O cigarro faz efeito; tenho uma nova ideia: “Certamente o problema está em minha família materna!”. Articulo nova pergunta, animado, a esperar resultado diferente: “Qual o nome de meu bisavô paterno?”. Reflito. Em poucos segundos, perco o sorriso da face. O cérebro ainda trabalha, esforçado. Pois me ponho inquieto, a querer negar a resposta óbvia. Mastigo amendoins e penso: “Bisavô é o pai do meu avô, ou da minha avó. Dos dois, um eu acerto!”. Mas a resposta é a mesma, rígida e impenetrável: “Eu não sei”.

Começo a meditar que é uma questão de honra: preciso saber se descendo de padre ou ladrão! Mas forço a memória e me não lembro de nada, nenhum resquício de parente dizer Fulano de Tal ser estivador, marinheiro, padre ou dono de bordel. E aí está tudo: eu não sei o nome dos meus bisavós, simplesmente não sei e não há solução.

Irritado, alvejo-me a mente a pedradas: “Por que sempre a mesma pergunta? Por que a insistência?”. Mas sei que continuarei a perguntar-me, em obtusidade córnea, a ver se algum dia encontro resposta diferente. Não encontrarei.

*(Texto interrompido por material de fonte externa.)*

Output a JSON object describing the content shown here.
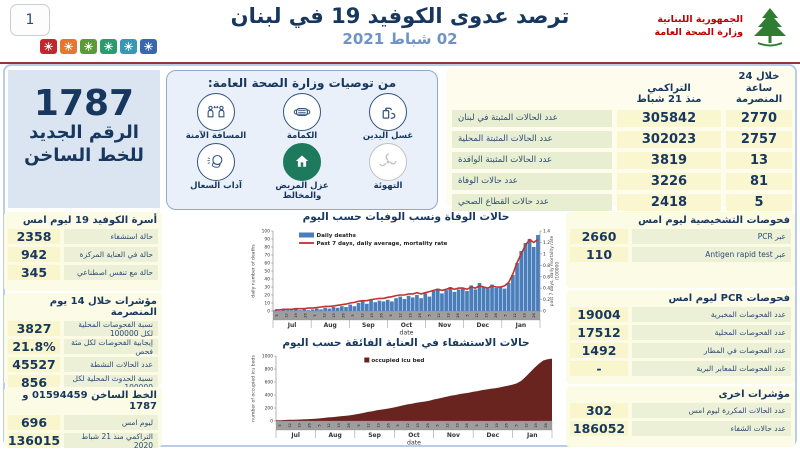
{
  "page": {
    "number": "1"
  },
  "header": {
    "title": "ترصد عدوى الكوفيد 19 في لبنان",
    "date": "02 شباط 2021",
    "logo_line1": "الجمهورية اللبنانية",
    "logo_line2": "وزارة الصحة العامة",
    "virus_badge_colors": [
      "#c1272d",
      "#e8762c",
      "#5b9b35",
      "#2e9b6e",
      "#3a96b5",
      "#3a66ae"
    ]
  },
  "hotline_panel": {
    "number": "1787",
    "label_line1": "الرقم الجديد",
    "label_line2": "للخط الساخن"
  },
  "recommendations": {
    "title": "من توصيات وزارة الصحة العامة:",
    "items": [
      {
        "icon": "hand-washing-icon",
        "label": "غسل اليدين"
      },
      {
        "icon": "face-mask-icon",
        "label": "الكمامة"
      },
      {
        "icon": "safe-distance-icon",
        "label": "المسافة الآمنة"
      },
      {
        "icon": "ventilation-icon",
        "label": "التهوئة"
      },
      {
        "icon": "home-isolation-icon",
        "label": "عزل المريض والمخالط"
      },
      {
        "icon": "cough-etiquette-icon",
        "label": "آداب السعال"
      }
    ]
  },
  "summary_table": {
    "col_24h_line1": "خلال 24 ساعة",
    "col_24h_line2": "المنصرمة",
    "col_cum_line1": "التراكمي",
    "col_cum_line2": "منذ 21 شباط",
    "rows": [
      {
        "label": "عدد الحالات المثبتة في لبنان",
        "cumulative": "305842",
        "last24h": "2770"
      },
      {
        "label": "عدد الحالات المثبتة المحلية",
        "cumulative": "302023",
        "last24h": "2757"
      },
      {
        "label": "عدد الحالات المثبتة الوافدة",
        "cumulative": "3819",
        "last24h": "13"
      },
      {
        "label": "عدد حالات الوفاة",
        "cumulative": "3226",
        "last24h": "81"
      },
      {
        "label": "عدد حالات القطاع الصحي",
        "cumulative": "2418",
        "last24h": "5"
      }
    ]
  },
  "left_sections": [
    {
      "title": "أسرة الكوفيد 19 ليوم امس",
      "rows": [
        {
          "value": "2358",
          "label": "حالة استشفاء"
        },
        {
          "value": "942",
          "label": "حالة في العناية المركزة"
        },
        {
          "value": "345",
          "label": "حالة مع تنفس اصطناعي"
        }
      ]
    },
    {
      "title": "مؤشرات خلال 14 يوم المنصرمة",
      "rows": [
        {
          "value": "3827",
          "label": "نسبة الفحوصات المحلية لكل 100000"
        },
        {
          "value": "21.8%",
          "label": "إيجابية الفحوصات لكل مئة فحص"
        },
        {
          "value": "45527",
          "label": "عدد الحالات النشطة"
        },
        {
          "value": "856",
          "label": "نسبة الحدوث المحلية لكل 100000"
        }
      ]
    },
    {
      "title": "الخط الساخن 01594459 و 1787",
      "rows": [
        {
          "value": "696",
          "label": "ليوم امس"
        },
        {
          "value": "136015",
          "label": "التراكمي منذ 21 شباط 2020"
        }
      ]
    }
  ],
  "right_sections": [
    {
      "title": "فحوصات التشخيصية ليوم امس",
      "rows": [
        {
          "value": "2660",
          "label": "عبر PCR"
        },
        {
          "value": "110",
          "label": "عبر Antigen rapid test"
        }
      ]
    },
    {
      "title": "فحوصات PCR ليوم امس",
      "rows": [
        {
          "value": "19004",
          "label": "عدد الفحوصات المخبرية"
        },
        {
          "value": "17512",
          "label": "عدد الفحوصات المحلية"
        },
        {
          "value": "1492",
          "label": "عدد الفحوصات في المطار"
        },
        {
          "value": "-",
          "label": "عدد الفحوصات للمعابر البرية"
        }
      ]
    },
    {
      "title": "مؤشرات اخرى",
      "rows": [
        {
          "value": "302",
          "label": "عدد الحالات المكررة  ليوم امس"
        },
        {
          "value": "186052",
          "label": "عدد حالات الشفاء"
        }
      ]
    }
  ],
  "chart_data": [
    {
      "type": "bar",
      "title": "حالات الوفاة ونسب الوفيات حسب اليوم",
      "xlabel": "date",
      "x_months": [
        "Jul",
        "Aug",
        "Sep",
        "Oct",
        "Nov",
        "Dec",
        "Jan"
      ],
      "x_day_ticks": [
        "5",
        "12",
        "19",
        "26"
      ],
      "ylabel_left": "daily number of deaths",
      "ylabel_right": "past 7 days, daily mortality rate /100000",
      "ylim_left": [
        0,
        100
      ],
      "ytick_step_left": 10,
      "ylim_right": [
        0,
        1.4
      ],
      "ytick_step_right": 0.2,
      "grid": false,
      "legend_position": "top-left-inside",
      "series": [
        {
          "name": "Daily deaths",
          "type": "bar",
          "axis": "left",
          "color": "#4a7ebb",
          "values": [
            1,
            0,
            2,
            1,
            1,
            2,
            1,
            2,
            1,
            2,
            3,
            2,
            4,
            3,
            5,
            4,
            6,
            5,
            8,
            6,
            10,
            12,
            9,
            14,
            11,
            13,
            12,
            14,
            12,
            16,
            18,
            15,
            19,
            17,
            20,
            16,
            22,
            18,
            25,
            28,
            22,
            26,
            30,
            24,
            27,
            28,
            25,
            32,
            27,
            35,
            30,
            28,
            33,
            29,
            30,
            28,
            35,
            45,
            60,
            75,
            85,
            90,
            80,
            95
          ]
        },
        {
          "name": "Past 7 days, daily average, mortality rate",
          "type": "line",
          "axis": "right",
          "color": "#bf3330",
          "values": [
            0.02,
            0.02,
            0.03,
            0.03,
            0.03,
            0.04,
            0.04,
            0.04,
            0.05,
            0.05,
            0.06,
            0.07,
            0.08,
            0.08,
            0.09,
            0.1,
            0.11,
            0.12,
            0.14,
            0.15,
            0.17,
            0.18,
            0.18,
            0.2,
            0.21,
            0.22,
            0.22,
            0.24,
            0.25,
            0.27,
            0.28,
            0.28,
            0.3,
            0.3,
            0.32,
            0.3,
            0.32,
            0.34,
            0.36,
            0.38,
            0.36,
            0.38,
            0.4,
            0.38,
            0.4,
            0.4,
            0.38,
            0.42,
            0.4,
            0.44,
            0.42,
            0.4,
            0.44,
            0.42,
            0.42,
            0.44,
            0.5,
            0.65,
            0.85,
            1.0,
            1.15,
            1.25,
            1.2,
            1.25
          ]
        }
      ]
    },
    {
      "type": "area",
      "title": "حالات الاستشفاء في العناية الفائقة حسب اليوم",
      "xlabel": "date",
      "x_months": [
        "Jul",
        "Aug",
        "Sep",
        "Oct",
        "Nov",
        "Dec",
        "Jan"
      ],
      "x_day_ticks": [
        "5",
        "12",
        "19",
        "26"
      ],
      "ylabel_left": "number of occupied icu beds",
      "ylim_left": [
        0,
        1000
      ],
      "ytick_step_left": 200,
      "grid": false,
      "legend_position": "top-center-inside",
      "series": [
        {
          "name": "occupied icu bed",
          "type": "area",
          "axis": "left",
          "color": "#6a2420",
          "values": [
            10,
            12,
            15,
            18,
            20,
            22,
            25,
            28,
            30,
            35,
            40,
            48,
            55,
            60,
            68,
            75,
            82,
            90,
            100,
            110,
            125,
            140,
            150,
            165,
            175,
            185,
            195,
            210,
            225,
            240,
            255,
            265,
            280,
            290,
            300,
            310,
            330,
            345,
            360,
            375,
            390,
            400,
            415,
            425,
            435,
            450,
            460,
            475,
            485,
            495,
            505,
            515,
            530,
            545,
            560,
            580,
            620,
            680,
            750,
            820,
            880,
            930,
            950,
            960
          ]
        }
      ]
    }
  ]
}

Finalmente suspiro, impotente, perdendo qualquer ilusão. Já não há amendoins e reflito, impedido de mastigar: “Qual, então, a razão de tudo isso?”. A conclusão é óbvia, e também sempre a mesma. Apego-me aos cacos: “Que me valha a consciência, pois, de mim, não sobrará uma única e escassa palavra”.